[css-text] Halfwidth Katakana and symbols in UAX#14

UAX#14 Unicode Line Breaking Algorithm[1] currently defines that:

1. Halfwidth Katakana letters (U+FF66, U+FF71-FF9E) as AL
2. Halfwidth with General Category=So/Sm (U+FFE8-FFEE) as AL

and Makoto Kato asked Unicode if it's appropriate to change #1 to ID. I
support his proposal, and also I suppose #2 should have the same classes as
their non-compatibility counterparts.

Since this has been defined so for 15 years, Unicode is interested in what
CSS WG and implementers would think, including if the change could have
adversely affects.

Thoughts? Can we resolve the response to Unicode?

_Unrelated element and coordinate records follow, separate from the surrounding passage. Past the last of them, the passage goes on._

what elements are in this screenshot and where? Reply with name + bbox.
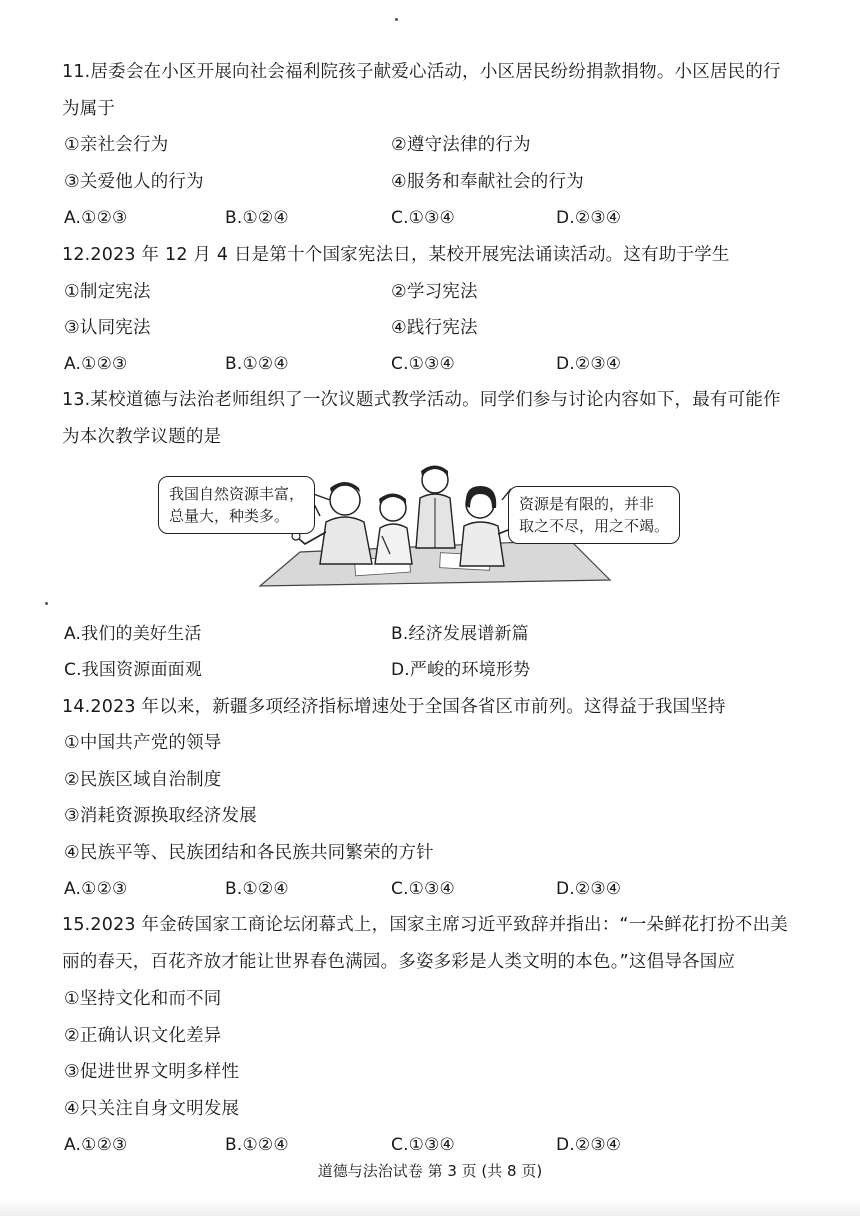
q14-answer-c: C.①③④: [391, 879, 455, 899]
q13-answer-c: C.我国资源面面观: [64, 660, 203, 680]
q12-option-1: ①制定宪法: [64, 282, 151, 302]
speech-bubble-right: [508, 486, 680, 544]
q11-option-4: ④服务和奉献社会的行为: [391, 172, 584, 192]
q11-option-3: ③关爱他人的行为: [64, 172, 204, 192]
q15-stem-line2: 丽的春天，百花齐放才能让世界春色满园。多姿多彩是人类文明的本色。”这倡导各国应: [62, 952, 736, 972]
bubble-left-line2: 总量大，种类多。: [169, 507, 290, 525]
bubble-right-line1: 资源是有限的，并非: [519, 495, 655, 513]
bubble-left-line1: 我国自然资源丰富，: [169, 485, 305, 503]
q15-option-3: ③促进世界文明多样性: [64, 1062, 240, 1082]
q15-option-2: ②正确认识文化差异: [64, 1026, 222, 1046]
scan-speck: [395, 18, 398, 21]
q11-answer-d: D.②③④: [556, 208, 622, 228]
q11-stem-line2: 为属于: [62, 99, 116, 119]
q15-answer-d: D.②③④: [556, 1135, 622, 1155]
q15-answer-c: C.①③④: [391, 1135, 455, 1155]
q11-option-1: ①亲社会行为: [64, 135, 169, 155]
q14-answer-a: A.①②③: [64, 879, 128, 899]
q11-answer-c: C.①③④: [391, 208, 455, 228]
q13-answer-a: A.我们的美好生活: [64, 624, 202, 644]
q13-stem-line2: 为本次教学议题的是: [62, 427, 222, 447]
q14-answer-b: B.①②④: [225, 879, 289, 899]
bubble-right-line2: 取之不尽，用之不竭。: [519, 517, 670, 535]
q12-answer-c: C.①③④: [391, 354, 455, 374]
q11-answer-b: B.①②④: [225, 208, 289, 228]
speech-bubble-left: [158, 476, 315, 534]
q11-answer-a: A.①②③: [64, 208, 128, 228]
q15-answer-b: B.①②④: [225, 1135, 289, 1155]
q12-option-3: ③认同宪法: [64, 318, 151, 338]
q14-answer-d: D.②③④: [556, 879, 622, 899]
q14-option-3: ③消耗资源换取经济发展: [64, 806, 257, 826]
q13-stem-line1: 13.某校道德与法治老师组织了一次议题式教学活动。同学们参与讨论内容如下，最有可能作: [62, 390, 781, 410]
q11-stem-line1: 11.居委会在小区开展向社会福利院孩子献爱心活动，小区居民纷纷捐款捐物。小区居民的行: [62, 62, 781, 82]
page-footer: 道德与法治试卷 第 3 页 (共 8 页): [317, 1162, 543, 1180]
q12-answer-d: D.②③④: [556, 354, 622, 374]
q12-option-2: ②学习宪法: [391, 282, 478, 302]
q15-stem-line1: 15.2023 年金砖国家工商论坛闭幕式上，国家主席习近平致辞并指出：“一朵鲜花打扮不出美: [62, 915, 788, 935]
q13-answer-d: D.严峻的环境形势: [391, 660, 531, 680]
q12-option-4: ④践行宪法: [391, 318, 478, 338]
q13-answer-b: B.经济发展谱新篇: [391, 624, 529, 644]
q11-option-2: ②遵守法律的行为: [391, 135, 531, 155]
q15-option-4: ④只关注自身文明发展: [64, 1099, 240, 1119]
q14-stem-line1: 14.2023 年以来，新疆多项经济指标增速处于全国各省区市前列。这得益于我国坚持: [62, 697, 726, 717]
scan-edge-shadow: [0, 1200, 860, 1216]
q15-option-1: ①坚持文化和而不同: [64, 989, 222, 1009]
q14-option-4: ④民族平等、民族团结和各民族共同繁荣的方针: [64, 843, 434, 863]
q15-answer-a: A.①②③: [64, 1135, 128, 1155]
q14-option-1: ①中国共产党的领导: [64, 733, 222, 753]
q12-answer-a: A.①②③: [64, 354, 128, 374]
q12-answer-b: B.①②④: [225, 354, 289, 374]
q14-option-2: ②民族区域自治制度: [64, 770, 222, 790]
scan-speck: [45, 602, 48, 605]
q12-stem-line1: 12.2023 年 12 月 4 日是第十个国家宪法日，某校开展宪法诵读活动。这有助于学生: [62, 245, 730, 265]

Some additional information follow:

1. For #1, IE and FF already tailor to ID. Chrome and Safari follow UAX#14
today.
2. MS Office, RichEdit, NotePad, etc. tailor to ID. OS X TextEdit follows
UAX#14.
3. Other Halfwidth characters are:
  a. Halfwidth Hangul letters (U+FFA0-FFDC) are AL, and I think should be
unchanged
  b. Halfwidth small Katakana are CJ, and should be unchanged
  c. Halfwidth punctuation (Po/Ps/Pe) are CL/OP/NS, and should be unchanged
  d. Halfwidth Lm are CJ/NS, and should be unchanged

[1] http://unicode.org/reports/tr14/

/koji

Received on Sunday, 3 May 2015 17:22:09 UTC